Es ist völlig normal, dass es eine Debatte über unsere wissenschaftliche Forschung gibt. Und wir laden unabhängige Forscher:innen dazu ein, ihre eigenen Studien durchzuführen und ihre eigenen Schlüsse zu ziehen. Wenn jedoch Kritik laut wird, nur weil wir ein Tabakunternehmen sind, ohne dass das Erreichte dabei berücksichtigt wird, dann bereitet mir das Mühe. Das heisst, wenn wir den Raucher:innen weiterhin erklären wollen, was rauchfreie Produkte sind, müssen wir dazu entsprechende Kommunikationskanäle haben. Aber die gesetzlichen Rahmenbedingungen in der Schweiz verschärfen sich zunehmend. Vielleicht steht uns bald ein totales Werbeverbot bevor. Der Vorschlag des Bundesrates zur Volksinitiative «Ja zum Schutz der Kinder und Jugendlichen vor Tabakwerbung» ist übertrieben und geht weit darüber hinaus, was die Initiative ursprünglich verlangt hat. Wenn wir nicht mehr in der Lage sind, erwachsene Raucher:innen über bessere Alternativen zu informieren, erschwert dies die Bemühungen zur Schadensminderung beim Tabakkonsum.
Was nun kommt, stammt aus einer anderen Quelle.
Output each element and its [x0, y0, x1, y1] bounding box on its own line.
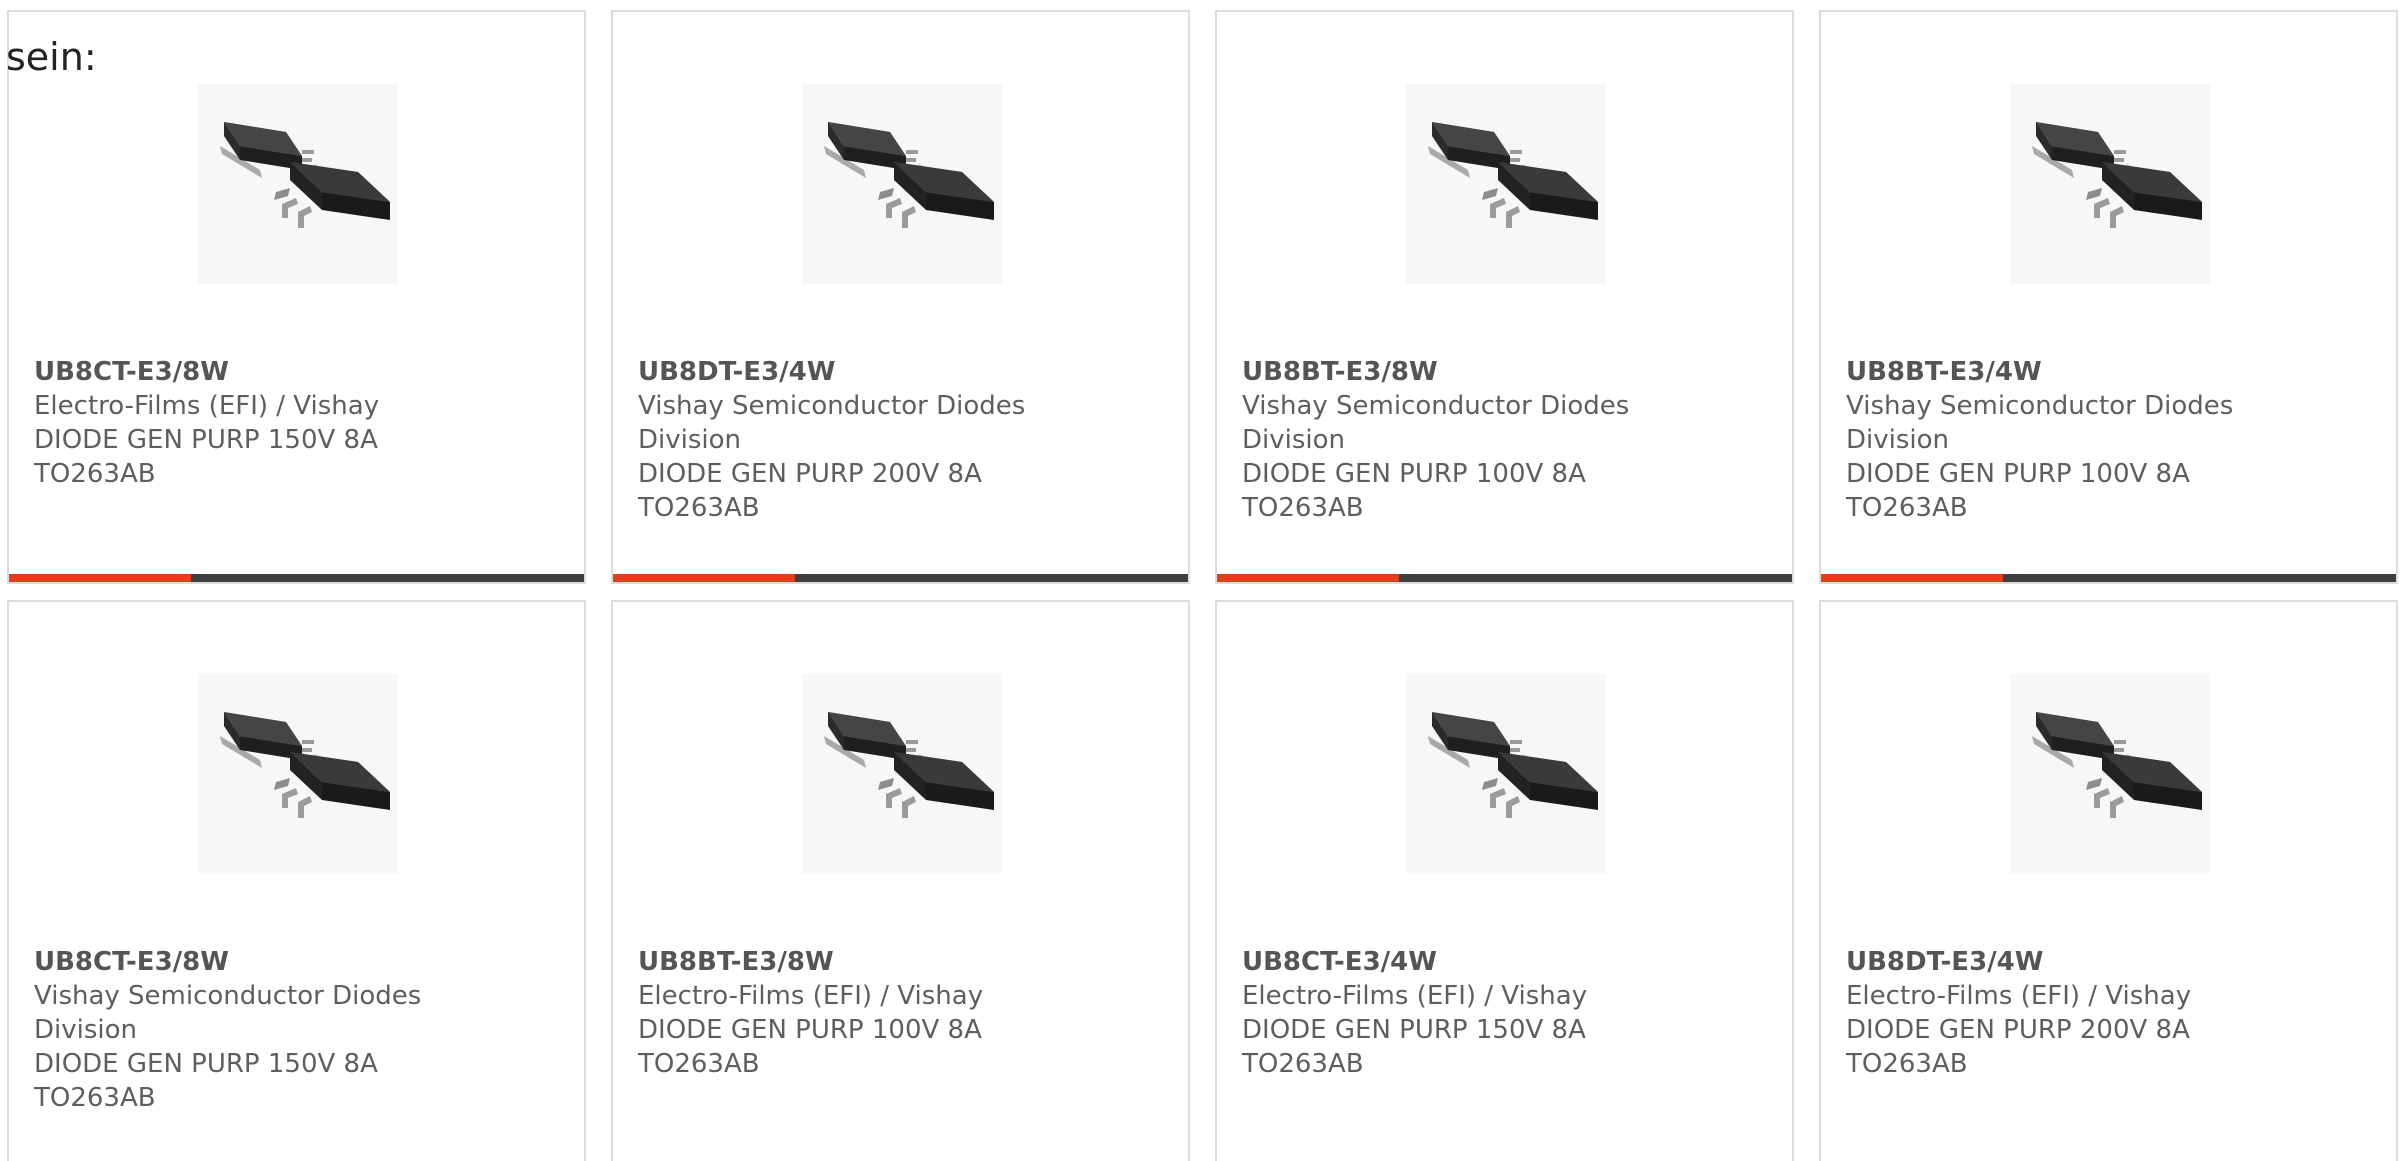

Ich denke, es ist möglich, Minderjährige vom Tabak- und Nikotinkonsum abzuhalten und gleichzeitig Anstrengungen zur Schadensminderung zu unternehmen. Das haben wir mit der Kommerzialisierung von Iqos bewiesen.
Welche Schritte planen Sie als nächstes auf dem Weg zu einer «rauchfreien Welt»?
Rauchfreie Produkte sollen bis 2025 mehr als 50 Prozent unseres weltweiten Umsatzes ausmachen. Wir sind zudem überzeugt, dass der Verkauf von Zigaretten in bestimmten Ländern innerhalb von 10 bis 15 Jahren eingestellt werden kann, wenn die richtigen rechtlichen Rahmenbedingungen geschaffen werden, der Dialog gefördert wird und wir die Unterstützung der Zivilgesellschaft erhalten. Diesen Wandel können wir aber nicht allein bewerkstelligen: Es braucht Wissenschaftler:innen sowie andere Fachleute, die uns dabei unterstützen, indem sie die Öffentlichkeit korrekt über die relativen Risiken dieser Produkte im Vergleich zum fortdauernden Zigarettenrauchen informieren. Und die Regierungen müssen mit den Herstellern zusammenarbeiten, um Innovationen in diesem Bereich zu fördern und rechtliche Rahmenbedingungen zu schaffen, die Raucher:innen den Umstieg auf diese besseren Alternativen erleichtern.